Progress, if basic, is being made in this area: researchers recently made a robot that “learned” to limp when one of its legs were broken. The motion pattern for its limp was not pre-programmed, but a result of an intelligent algorithm that mapped all the possible movement patterns available to the robot and created a new one to optimize for the remaining legs.
“Our robots store knowledge from previous experience in the form of a map of the behavior-performance space,” the researchers wrote in the latest issue of “Nature.” “Guided by this map, a damaged robot tries different types of behaviors that are predicted to perform well and, as tests are conducted, updates its estimates of the performances of those types of behaviors.”

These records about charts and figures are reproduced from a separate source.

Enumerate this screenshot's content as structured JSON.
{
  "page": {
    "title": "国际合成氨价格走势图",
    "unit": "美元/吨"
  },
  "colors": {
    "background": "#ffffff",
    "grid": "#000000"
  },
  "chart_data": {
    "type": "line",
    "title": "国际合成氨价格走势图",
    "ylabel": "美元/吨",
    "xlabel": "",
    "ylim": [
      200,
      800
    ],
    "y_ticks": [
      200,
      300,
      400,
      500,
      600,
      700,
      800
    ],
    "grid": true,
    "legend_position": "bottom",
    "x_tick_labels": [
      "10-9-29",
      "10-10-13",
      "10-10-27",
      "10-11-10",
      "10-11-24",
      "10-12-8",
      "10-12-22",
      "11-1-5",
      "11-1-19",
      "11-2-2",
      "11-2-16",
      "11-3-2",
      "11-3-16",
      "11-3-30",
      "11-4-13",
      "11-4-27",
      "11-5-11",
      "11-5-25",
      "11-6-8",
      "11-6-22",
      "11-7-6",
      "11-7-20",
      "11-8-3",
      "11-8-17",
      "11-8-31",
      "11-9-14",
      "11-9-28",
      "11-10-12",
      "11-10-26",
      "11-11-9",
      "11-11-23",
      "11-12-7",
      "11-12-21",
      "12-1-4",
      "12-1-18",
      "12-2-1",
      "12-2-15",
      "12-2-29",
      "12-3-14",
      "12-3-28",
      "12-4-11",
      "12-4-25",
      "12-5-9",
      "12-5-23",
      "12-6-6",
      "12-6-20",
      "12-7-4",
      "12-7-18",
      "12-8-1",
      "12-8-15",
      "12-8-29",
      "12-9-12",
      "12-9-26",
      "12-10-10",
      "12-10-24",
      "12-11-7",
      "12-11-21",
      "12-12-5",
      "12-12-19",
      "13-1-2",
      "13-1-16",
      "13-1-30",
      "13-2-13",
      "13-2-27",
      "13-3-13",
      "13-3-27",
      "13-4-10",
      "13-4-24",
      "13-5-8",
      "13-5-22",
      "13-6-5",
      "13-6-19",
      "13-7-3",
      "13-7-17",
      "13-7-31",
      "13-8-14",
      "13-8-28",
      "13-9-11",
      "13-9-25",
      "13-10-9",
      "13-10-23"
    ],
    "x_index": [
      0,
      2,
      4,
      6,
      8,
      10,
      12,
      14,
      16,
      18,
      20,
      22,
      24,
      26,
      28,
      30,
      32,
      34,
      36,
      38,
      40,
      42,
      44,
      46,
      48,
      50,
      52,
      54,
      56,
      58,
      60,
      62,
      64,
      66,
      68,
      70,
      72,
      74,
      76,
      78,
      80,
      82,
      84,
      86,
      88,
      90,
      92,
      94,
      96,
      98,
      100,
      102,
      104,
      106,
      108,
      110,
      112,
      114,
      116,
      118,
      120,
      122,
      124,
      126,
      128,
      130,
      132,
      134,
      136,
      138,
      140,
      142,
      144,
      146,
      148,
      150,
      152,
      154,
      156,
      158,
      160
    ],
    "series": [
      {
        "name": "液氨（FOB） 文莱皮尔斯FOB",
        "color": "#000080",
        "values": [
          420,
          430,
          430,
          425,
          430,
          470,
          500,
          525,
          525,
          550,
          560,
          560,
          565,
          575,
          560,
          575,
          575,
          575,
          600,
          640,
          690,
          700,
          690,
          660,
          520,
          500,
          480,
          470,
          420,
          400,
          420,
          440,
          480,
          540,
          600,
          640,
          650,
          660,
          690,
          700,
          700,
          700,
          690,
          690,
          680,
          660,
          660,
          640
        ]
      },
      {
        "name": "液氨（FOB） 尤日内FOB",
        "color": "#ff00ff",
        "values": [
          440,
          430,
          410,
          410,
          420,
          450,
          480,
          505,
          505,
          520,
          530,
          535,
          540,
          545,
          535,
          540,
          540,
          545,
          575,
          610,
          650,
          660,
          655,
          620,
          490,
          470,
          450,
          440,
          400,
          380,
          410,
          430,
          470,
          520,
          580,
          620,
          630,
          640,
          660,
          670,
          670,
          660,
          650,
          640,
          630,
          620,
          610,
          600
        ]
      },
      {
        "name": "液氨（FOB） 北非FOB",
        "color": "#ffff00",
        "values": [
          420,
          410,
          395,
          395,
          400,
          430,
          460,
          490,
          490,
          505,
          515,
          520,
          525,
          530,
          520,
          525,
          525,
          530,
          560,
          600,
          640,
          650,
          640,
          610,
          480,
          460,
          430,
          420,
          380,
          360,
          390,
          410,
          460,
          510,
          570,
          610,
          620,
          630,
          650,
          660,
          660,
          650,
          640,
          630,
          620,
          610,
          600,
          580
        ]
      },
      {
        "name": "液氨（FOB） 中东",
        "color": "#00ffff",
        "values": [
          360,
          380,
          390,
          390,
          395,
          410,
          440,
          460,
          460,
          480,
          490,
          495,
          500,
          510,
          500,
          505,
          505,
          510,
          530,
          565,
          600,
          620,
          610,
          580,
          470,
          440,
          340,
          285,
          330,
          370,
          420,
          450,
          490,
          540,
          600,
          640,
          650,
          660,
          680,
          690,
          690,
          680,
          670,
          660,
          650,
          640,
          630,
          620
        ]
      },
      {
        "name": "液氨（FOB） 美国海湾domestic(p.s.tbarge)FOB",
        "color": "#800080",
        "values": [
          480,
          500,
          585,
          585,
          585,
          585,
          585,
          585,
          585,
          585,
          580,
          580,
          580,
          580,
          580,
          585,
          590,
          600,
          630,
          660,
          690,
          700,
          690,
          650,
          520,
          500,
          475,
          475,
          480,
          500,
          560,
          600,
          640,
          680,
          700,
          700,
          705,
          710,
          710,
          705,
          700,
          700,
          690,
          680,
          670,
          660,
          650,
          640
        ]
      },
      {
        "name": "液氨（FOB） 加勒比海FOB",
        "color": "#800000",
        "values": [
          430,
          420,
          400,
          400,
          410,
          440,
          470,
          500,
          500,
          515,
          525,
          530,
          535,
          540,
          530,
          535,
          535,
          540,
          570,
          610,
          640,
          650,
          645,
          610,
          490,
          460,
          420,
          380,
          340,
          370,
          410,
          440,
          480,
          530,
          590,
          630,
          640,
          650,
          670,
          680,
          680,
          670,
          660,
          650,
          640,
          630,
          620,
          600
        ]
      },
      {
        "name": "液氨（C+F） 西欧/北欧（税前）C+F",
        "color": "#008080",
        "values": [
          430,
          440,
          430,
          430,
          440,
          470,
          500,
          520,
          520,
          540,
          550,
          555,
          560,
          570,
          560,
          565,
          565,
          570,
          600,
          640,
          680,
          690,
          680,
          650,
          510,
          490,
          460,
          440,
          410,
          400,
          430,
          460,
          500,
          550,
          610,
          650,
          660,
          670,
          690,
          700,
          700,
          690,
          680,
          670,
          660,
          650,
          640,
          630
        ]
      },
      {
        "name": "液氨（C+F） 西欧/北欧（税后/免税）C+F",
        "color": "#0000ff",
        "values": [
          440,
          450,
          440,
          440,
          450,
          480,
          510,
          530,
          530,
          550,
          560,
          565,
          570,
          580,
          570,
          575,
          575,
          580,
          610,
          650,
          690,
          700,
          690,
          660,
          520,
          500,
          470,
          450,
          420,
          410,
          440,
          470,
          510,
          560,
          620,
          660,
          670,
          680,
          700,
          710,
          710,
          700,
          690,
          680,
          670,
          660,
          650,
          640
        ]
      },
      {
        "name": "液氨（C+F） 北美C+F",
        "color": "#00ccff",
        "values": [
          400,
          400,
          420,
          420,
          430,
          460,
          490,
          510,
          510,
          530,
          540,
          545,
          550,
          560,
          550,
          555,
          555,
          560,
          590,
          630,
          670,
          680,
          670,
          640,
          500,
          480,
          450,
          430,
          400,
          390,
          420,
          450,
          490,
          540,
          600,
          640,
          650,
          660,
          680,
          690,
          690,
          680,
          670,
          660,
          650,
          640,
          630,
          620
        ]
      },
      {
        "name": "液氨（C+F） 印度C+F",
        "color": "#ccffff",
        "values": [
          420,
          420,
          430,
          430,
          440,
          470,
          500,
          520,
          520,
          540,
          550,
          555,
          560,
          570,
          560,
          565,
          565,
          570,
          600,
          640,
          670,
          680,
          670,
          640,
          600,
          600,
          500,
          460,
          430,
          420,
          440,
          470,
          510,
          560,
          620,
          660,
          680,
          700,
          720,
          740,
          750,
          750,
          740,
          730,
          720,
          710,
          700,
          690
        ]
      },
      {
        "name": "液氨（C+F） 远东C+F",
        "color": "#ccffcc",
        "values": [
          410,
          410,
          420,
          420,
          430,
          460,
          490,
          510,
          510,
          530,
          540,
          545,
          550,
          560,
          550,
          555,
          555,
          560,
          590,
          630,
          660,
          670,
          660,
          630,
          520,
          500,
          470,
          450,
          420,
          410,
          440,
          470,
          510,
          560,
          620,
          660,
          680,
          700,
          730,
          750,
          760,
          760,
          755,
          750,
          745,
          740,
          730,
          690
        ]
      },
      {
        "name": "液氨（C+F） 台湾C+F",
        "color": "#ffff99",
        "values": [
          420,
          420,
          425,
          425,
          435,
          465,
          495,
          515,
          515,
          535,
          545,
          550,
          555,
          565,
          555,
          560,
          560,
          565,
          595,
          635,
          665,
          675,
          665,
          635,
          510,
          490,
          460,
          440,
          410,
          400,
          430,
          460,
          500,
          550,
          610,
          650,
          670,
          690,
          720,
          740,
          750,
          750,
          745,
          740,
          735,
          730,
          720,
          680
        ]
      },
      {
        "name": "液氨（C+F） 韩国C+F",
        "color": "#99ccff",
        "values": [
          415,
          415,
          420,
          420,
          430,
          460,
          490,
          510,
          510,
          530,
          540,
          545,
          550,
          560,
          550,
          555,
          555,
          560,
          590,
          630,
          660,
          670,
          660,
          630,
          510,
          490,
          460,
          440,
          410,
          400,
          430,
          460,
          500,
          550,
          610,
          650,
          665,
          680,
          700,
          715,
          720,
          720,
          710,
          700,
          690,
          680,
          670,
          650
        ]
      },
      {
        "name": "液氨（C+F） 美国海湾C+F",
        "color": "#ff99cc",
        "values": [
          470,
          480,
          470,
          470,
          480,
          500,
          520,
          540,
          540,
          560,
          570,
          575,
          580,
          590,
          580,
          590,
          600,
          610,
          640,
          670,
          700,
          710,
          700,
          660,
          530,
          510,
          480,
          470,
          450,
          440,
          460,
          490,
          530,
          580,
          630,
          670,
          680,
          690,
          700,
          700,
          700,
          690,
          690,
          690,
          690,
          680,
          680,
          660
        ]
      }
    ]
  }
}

The robot’s algorithm uses a Bayesian Optimization procedure so that when it detects a dysfunction, it continually experiments with different forms of motion until it finds a pattern that is as 90 percent as efficient as the fastest movement pattern mapped in the algorithm.
The researchers handicapped the robot in five different ways—legs were damaged, broken, or removed—which, on average, took one minute for the algorithm to recover and find a new movement pattern.